They returned to accounts. Mr. Cruger expressed his gratification repeatedly and forgot the storm, although the wind was roaring up King Street and rattling the jalousies until flap after flap hung on a broken hinge. Suddenly both sprang to their feet, books and notes tumbling to the floor. Booming through the steady roar of the wind was the quick thunder of cannon, four guns fired in rapid succession.
As Alexander darted through the store, the clerks were tumbling over each other to secure the hurricane windows; for until the last minute, uneasy as they were, they had persuaded themselves that St. Croix was in but for the lashing of a hurricane’s tail, and had bet St. Kitts against Monserrat as flattening in the path of the storm. The hurricane windows were of solid wood, clamped with iron. It took four men to close them against the wind.

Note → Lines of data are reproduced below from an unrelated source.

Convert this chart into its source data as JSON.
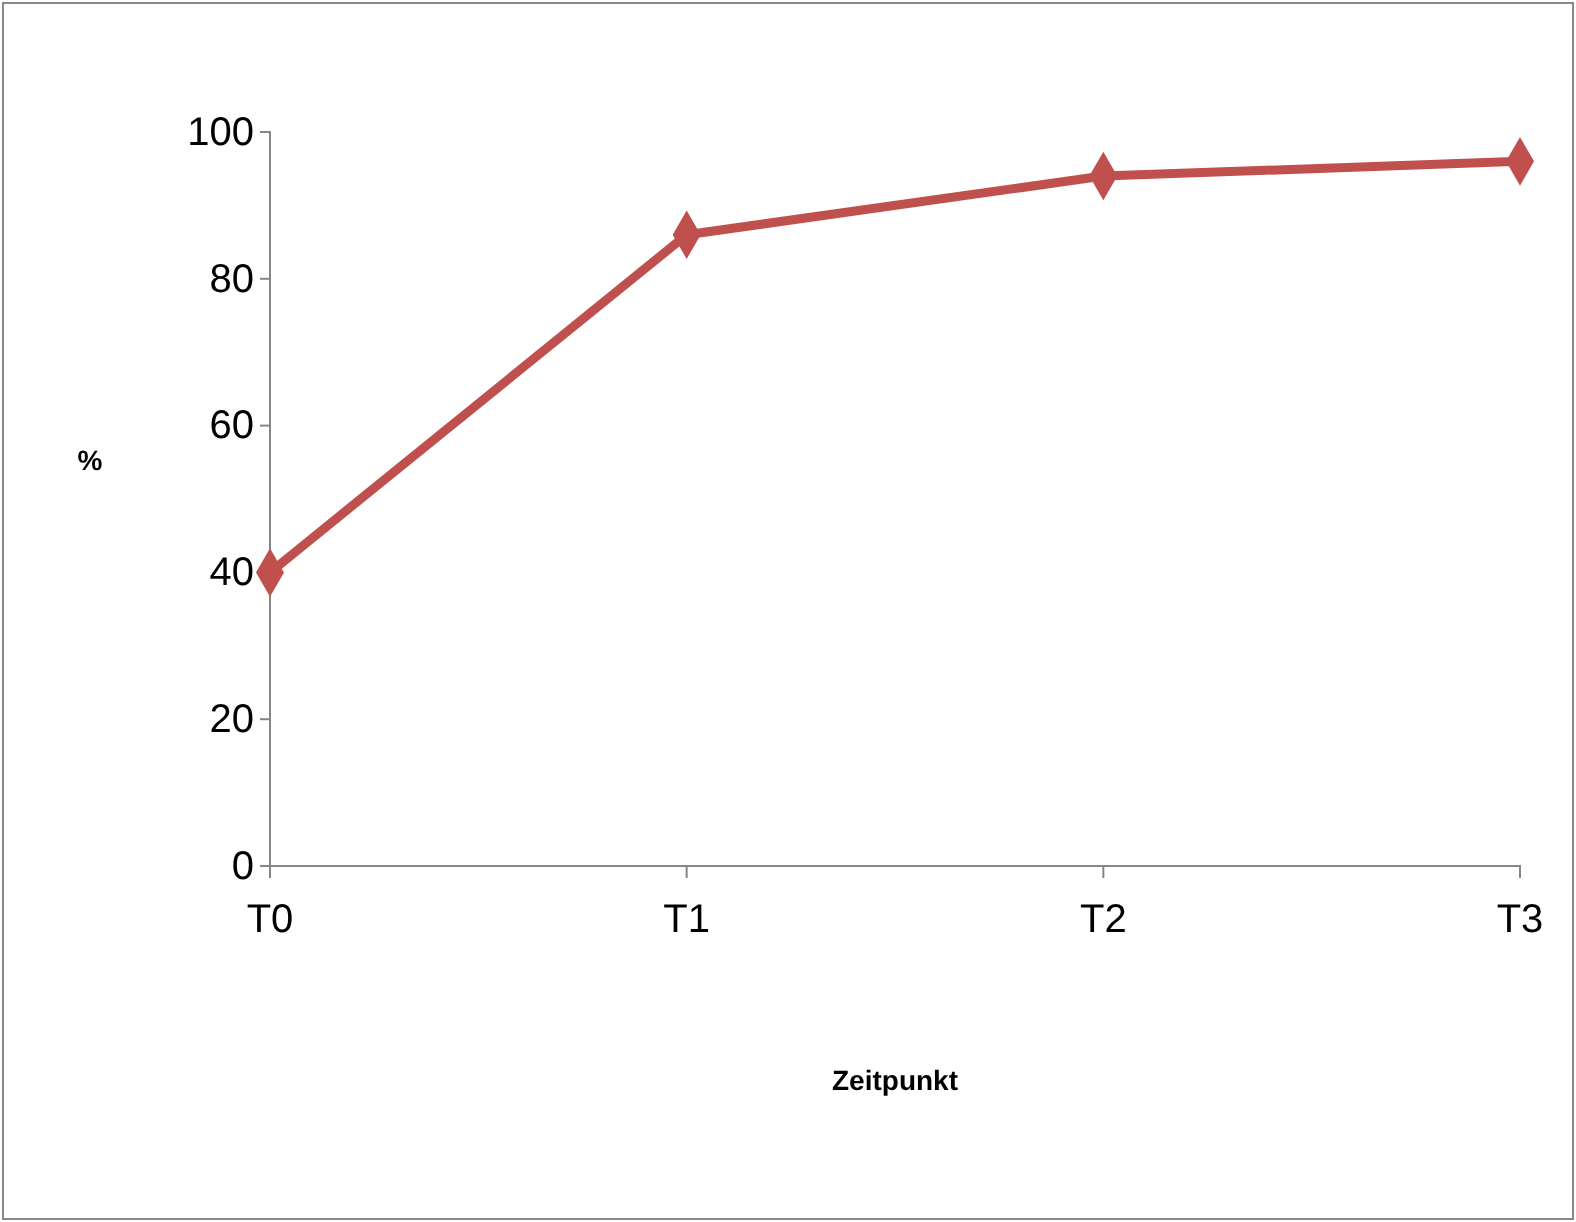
{
  "chart_data": {
    "type": "line",
    "xlabel": "Zeitpunkt",
    "ylabel": "%",
    "categories": [
      "T0",
      "T1",
      "T2",
      "T3"
    ],
    "series": [
      {
        "color": "#c0504d",
        "values": [
          40,
          86,
          94,
          96
        ]
      }
    ],
    "ylim": [
      0,
      100
    ],
    "yticks": [
      0,
      20,
      40,
      60,
      80,
      100
    ],
    "grid": false,
    "marker": "diamond",
    "line_style": "solid"
  }
}
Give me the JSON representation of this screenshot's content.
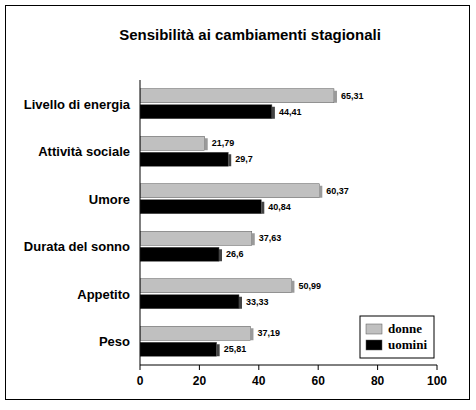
{
  "chart_data": {
    "type": "bar",
    "orientation": "horizontal",
    "title": "Sensibilità ai cambiamenti stagionali",
    "categories": [
      "Livello di energia",
      "Attività sociale",
      "Umore",
      "Durata del sonno",
      "Appetito",
      "Peso"
    ],
    "series": [
      {
        "name": "donne",
        "color": "#c0c0c0",
        "values": [
          65.31,
          21.79,
          60.37,
          37.63,
          50.99,
          37.19
        ],
        "value_labels": [
          "65,31",
          "21,79",
          "60,37",
          "37,63",
          "50,99",
          "37,19"
        ]
      },
      {
        "name": "uomini",
        "color": "#000000",
        "values": [
          44.41,
          29.7,
          40.84,
          26.6,
          33.33,
          25.81
        ],
        "value_labels": [
          "44,41",
          "29,7",
          "40,84",
          "26,6",
          "33,33",
          "25,81"
        ]
      }
    ],
    "xlim": [
      0,
      100
    ],
    "xticks": [
      0,
      20,
      40,
      60,
      80,
      100
    ],
    "grid": false,
    "legend": "bottom-right",
    "data_labels": true
  }
}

Alexander was almost flung across Strand Street. Shingles were flying, the air was salt with spray skimmed by the wind from the surface of waves which were leaping high above the Fort, rain was beginning to fall. Mr. Mitchell’s stables were in the rear of his house. Every negro had fled to the cellar. Alexander unearthed four and ordered them to close the hurricane windows. He had saddled many a horse, and he urged his into Strand Street but a few moments later. Here he had to face the wind until he could reach the corner and turn into King, and even the horse staggered and gasped as if the breath had been driven out of him. He reared back against the wall, and Alexander was obliged to dismount and drag him up the street, panting for breath himself, although his back was to the wind and he kept his head down. The din was terrific. Cannon balls might have been rattling against the stones of every house, and to this was added a roar from the reef as were all the sounds of the Caribbean Sea gathered there. Alexander would have pulled his hat down over his ears, for the noise was maddening, but it had flown over the top of a house as he left the store. He was a quarter of an hour covering the few yards which lay between the stable and the corner, and when he reached the open funnel of King Street he was nearly swept off his feet. Fortunately the horse loved him, and, terrified as it was, permitted him to mount; and then it seemed to Alexander, as they flew up King Street to the open country, that they were in a fork of the wind, which tugged and twisted at his neck while it carried them on. He flattened himself to the horse, but kept his eyes open and saw other messengers, as dauntless as himself, tearing in various directions to warn the planters, many of whom had grown callous to the cry of “Wolf.”